When I visited the Elim Church in San Salvador for the first time in 1996, the church was going through a major crisis (Elim is the second largest church in the world). The founding pastor had divorced his wife, run off with another woman, and was mismanaging the church’s finances. His wild living was splashed across the headlines of the San Salvadorian newspapers. The leadership of Elim dearly loved their pastor and made the mistake of not quickly dealing with his sin. The church leaders did eventually deal with this problem openly and honesty,and I deal with all the details of this situation in my book, Passion and Persistence: How the Elim Church’s Cell Groups Penetrated an Entire City for Jesus.

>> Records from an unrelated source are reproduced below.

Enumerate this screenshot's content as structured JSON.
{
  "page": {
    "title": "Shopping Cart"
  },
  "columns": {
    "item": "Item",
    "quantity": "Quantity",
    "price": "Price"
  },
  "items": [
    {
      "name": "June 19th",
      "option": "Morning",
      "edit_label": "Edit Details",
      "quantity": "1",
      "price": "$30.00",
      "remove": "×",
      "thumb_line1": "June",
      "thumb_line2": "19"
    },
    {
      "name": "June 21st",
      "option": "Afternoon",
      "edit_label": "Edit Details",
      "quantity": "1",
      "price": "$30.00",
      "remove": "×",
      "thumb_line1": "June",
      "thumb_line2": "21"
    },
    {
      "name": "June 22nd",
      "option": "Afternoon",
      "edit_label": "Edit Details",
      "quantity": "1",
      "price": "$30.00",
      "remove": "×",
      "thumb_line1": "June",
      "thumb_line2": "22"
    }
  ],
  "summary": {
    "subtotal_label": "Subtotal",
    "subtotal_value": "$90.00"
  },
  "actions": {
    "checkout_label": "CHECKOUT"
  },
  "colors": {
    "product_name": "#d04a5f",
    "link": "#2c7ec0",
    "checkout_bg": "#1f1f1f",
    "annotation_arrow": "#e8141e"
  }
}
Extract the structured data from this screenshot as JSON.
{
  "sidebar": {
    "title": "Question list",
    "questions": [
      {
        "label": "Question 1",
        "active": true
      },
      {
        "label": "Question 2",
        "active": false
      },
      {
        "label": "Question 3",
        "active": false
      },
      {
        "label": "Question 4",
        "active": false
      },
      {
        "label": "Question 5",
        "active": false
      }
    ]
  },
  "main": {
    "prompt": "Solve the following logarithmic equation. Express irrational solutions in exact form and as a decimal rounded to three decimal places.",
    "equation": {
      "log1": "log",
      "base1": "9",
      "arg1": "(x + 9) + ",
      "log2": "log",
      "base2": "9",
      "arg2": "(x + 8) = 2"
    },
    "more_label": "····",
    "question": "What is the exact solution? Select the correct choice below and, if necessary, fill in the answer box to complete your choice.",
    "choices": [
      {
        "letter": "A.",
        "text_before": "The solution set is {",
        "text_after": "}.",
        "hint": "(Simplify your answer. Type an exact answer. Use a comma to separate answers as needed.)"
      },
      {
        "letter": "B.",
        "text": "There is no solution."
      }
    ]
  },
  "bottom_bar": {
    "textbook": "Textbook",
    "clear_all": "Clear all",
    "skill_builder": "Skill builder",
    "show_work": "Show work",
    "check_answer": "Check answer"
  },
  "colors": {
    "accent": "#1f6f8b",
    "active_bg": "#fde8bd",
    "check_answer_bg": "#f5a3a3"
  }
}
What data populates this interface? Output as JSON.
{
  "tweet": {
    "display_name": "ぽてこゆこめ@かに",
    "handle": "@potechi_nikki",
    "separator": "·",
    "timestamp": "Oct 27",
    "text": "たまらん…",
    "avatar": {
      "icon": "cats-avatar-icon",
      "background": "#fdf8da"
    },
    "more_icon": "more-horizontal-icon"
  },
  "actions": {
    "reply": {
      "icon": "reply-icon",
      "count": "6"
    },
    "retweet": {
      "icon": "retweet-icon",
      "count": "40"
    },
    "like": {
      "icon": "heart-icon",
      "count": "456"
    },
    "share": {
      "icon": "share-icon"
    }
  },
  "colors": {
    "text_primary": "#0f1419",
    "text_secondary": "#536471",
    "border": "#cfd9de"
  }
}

Yet, I noticed an interesting phenomon: even when the crisis was at a boiling point, the church didn’t fall apart. Why? Because absolutely everyone at Elim is either a member of a cell, a cell leader, or part of the coaching structure. Surely, the fall of their beloved pastor was enormous. Yet, each person who attended Elim had an invidivdual pastor–the cell leader. And each cell leader had a coach. And each coach was pastored by someone else. You get the picture.
Cell churches are like starfishes, which have the ability to regenerate lost arms and can regrow an entire new arm in time (and a few species can grow an entire starfish from a single ray). I do believe in the key role of the senior pastor in the cell church and thankfully, Elim made the wise decision in 1997 to call Mario Vega to take over the senior pastorate of the church. Yet the beauty of the cell church is that members are personally pastored and can better withstand the Satanic storms than most church structures.